Mesdames et Messieurs les Anglais : ça suffit !

, par Thomas Arnaldi

Mesdames et Messieurs les Anglais : ça suffit !
CC Flickr / (Mike Baker)rooster

Depuis le référendum sur le Brexit du 23 juin dernier remporté par près de 51,9% des voix, le Royaume-Uni fait tout pour retarder l’enclenchement de la procédure de sortie de l’Union Européenne, au détriment des Européens. Malgré l’annonce de Theresa May, la première ministre britannique, de déclencher le divorce autour de mars 2017, de nombreuses incertitudes demeurent.

Au regard des traités européens, il est possible pour un Etat membre de sortir de l’Union Européenne en déclenchant l’Article 50 du Traité de l’Union Européenne. Toutefois, le gouvernement britannique conservateur de Theresa May ne souhaite officiellement pas enclencher ce même Article 50 avant mars 2017, comme l’a souligné la Première ministre britannique dans un entretien à la BBC le 2 octobre. Autrement dit, tout est fait pour retarder les négociations avec l’Union Européenne sur les modalités du divorce. Au-delà-même du fait de trouver la date qui enclencherait le divorce entre le Royaume-Uni et l’Union Européenne afin de respecter la volonté du peuple britannique souverain, les Européens sont menés en bateau par un gouvernement qui ne sait pas ce qu’il veut.

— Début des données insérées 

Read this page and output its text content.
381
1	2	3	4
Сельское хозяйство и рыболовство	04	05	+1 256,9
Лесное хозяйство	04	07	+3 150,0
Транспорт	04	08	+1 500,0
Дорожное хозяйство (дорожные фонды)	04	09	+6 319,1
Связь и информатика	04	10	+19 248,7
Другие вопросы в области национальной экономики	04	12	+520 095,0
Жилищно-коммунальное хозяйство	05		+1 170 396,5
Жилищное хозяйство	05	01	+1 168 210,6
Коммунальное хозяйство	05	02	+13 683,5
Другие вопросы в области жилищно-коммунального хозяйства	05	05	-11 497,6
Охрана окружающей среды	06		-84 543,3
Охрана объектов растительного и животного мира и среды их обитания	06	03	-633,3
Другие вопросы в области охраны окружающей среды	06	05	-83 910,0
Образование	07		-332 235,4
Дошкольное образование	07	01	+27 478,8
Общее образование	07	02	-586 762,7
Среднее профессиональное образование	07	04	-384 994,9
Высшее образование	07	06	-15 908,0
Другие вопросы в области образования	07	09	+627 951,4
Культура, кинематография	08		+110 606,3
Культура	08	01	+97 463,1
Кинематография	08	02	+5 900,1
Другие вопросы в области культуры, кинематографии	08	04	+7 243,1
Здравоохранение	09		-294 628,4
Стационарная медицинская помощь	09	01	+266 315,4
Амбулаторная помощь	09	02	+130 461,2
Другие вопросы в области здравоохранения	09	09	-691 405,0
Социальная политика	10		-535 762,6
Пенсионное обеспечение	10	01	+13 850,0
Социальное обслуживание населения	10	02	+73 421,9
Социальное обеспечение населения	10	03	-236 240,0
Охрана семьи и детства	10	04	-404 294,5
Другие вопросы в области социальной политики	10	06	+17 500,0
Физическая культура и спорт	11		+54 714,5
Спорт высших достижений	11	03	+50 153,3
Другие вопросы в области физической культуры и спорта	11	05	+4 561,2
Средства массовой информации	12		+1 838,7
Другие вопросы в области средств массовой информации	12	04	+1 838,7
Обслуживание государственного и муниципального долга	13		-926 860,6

Une hypocrisie britannique

Il faut avouer que le Brexit a surpris la classe politique européenne et britannique. Beaucoup d’observateurs s’attendaient à une courte avance du « in » sur le « out », ce qui n’a finalement pas permis de se mettre d’accord en cas de « out ». Dans le camp conservateur, les partisans d’un « Brexit dur » veulent quitter définitivement le marché commun afin de retrouver pleinement la maîtrise de l’immigration. Ils s’opposent à ceux qui souhaitent un Brexit plus flexible qui tempèrerait le choc économique potentiel après la sortie définitive de l’Union Européenne et qui permettrait de ne pas se désengager complètement des partenaires européens. Le nouveau gouvernement de Theresa May doit donc trouver une ligne directrice qui conglomère l’ensemble de son parti avant de négocier avec Bruxelles. Il s’agit toutefois d’une magnifique mascarade politicienne. Quitter l’Union Européenne, c’est le choix des Britanniques. Penser que renier toute relation avec les partenaires européens est possible est une illusion. La campagne britannique du Brexit a été majoritairement fondée sur un « pour ou contre » l’immigration alors que ce sujet était totalement indépendant du référendum en question. N’oublions pas que les étudiants britanniques sont les premiers et les plus nombreux à bénéficier du programme Erasmus +, que les agriculteurs sont grandement favorisés par la PAC et que le Royaume-Uni possède déjà la pleine maîtrise de ses frontières en disposant de tous les opt-out nécessaires (pas membre des accords de Schengen, pas de politique migratoire commune, etc.). Partant de ce constat, il serait idiot d’affirmer qu’un « Brexit dur » permettrait de retrouver la maitrise de l’immigration. De même que l’argument selon lequel la négociation d’accords de libre-échange avec des partenaires internationaux tels l’Australie et le Canada permettrait de pallier la sortie du marché commun est infondé par le simple éloignement géographique. En revanche, ce Brexit dur couterait cher à une île qui s’isolerait davantage du monde.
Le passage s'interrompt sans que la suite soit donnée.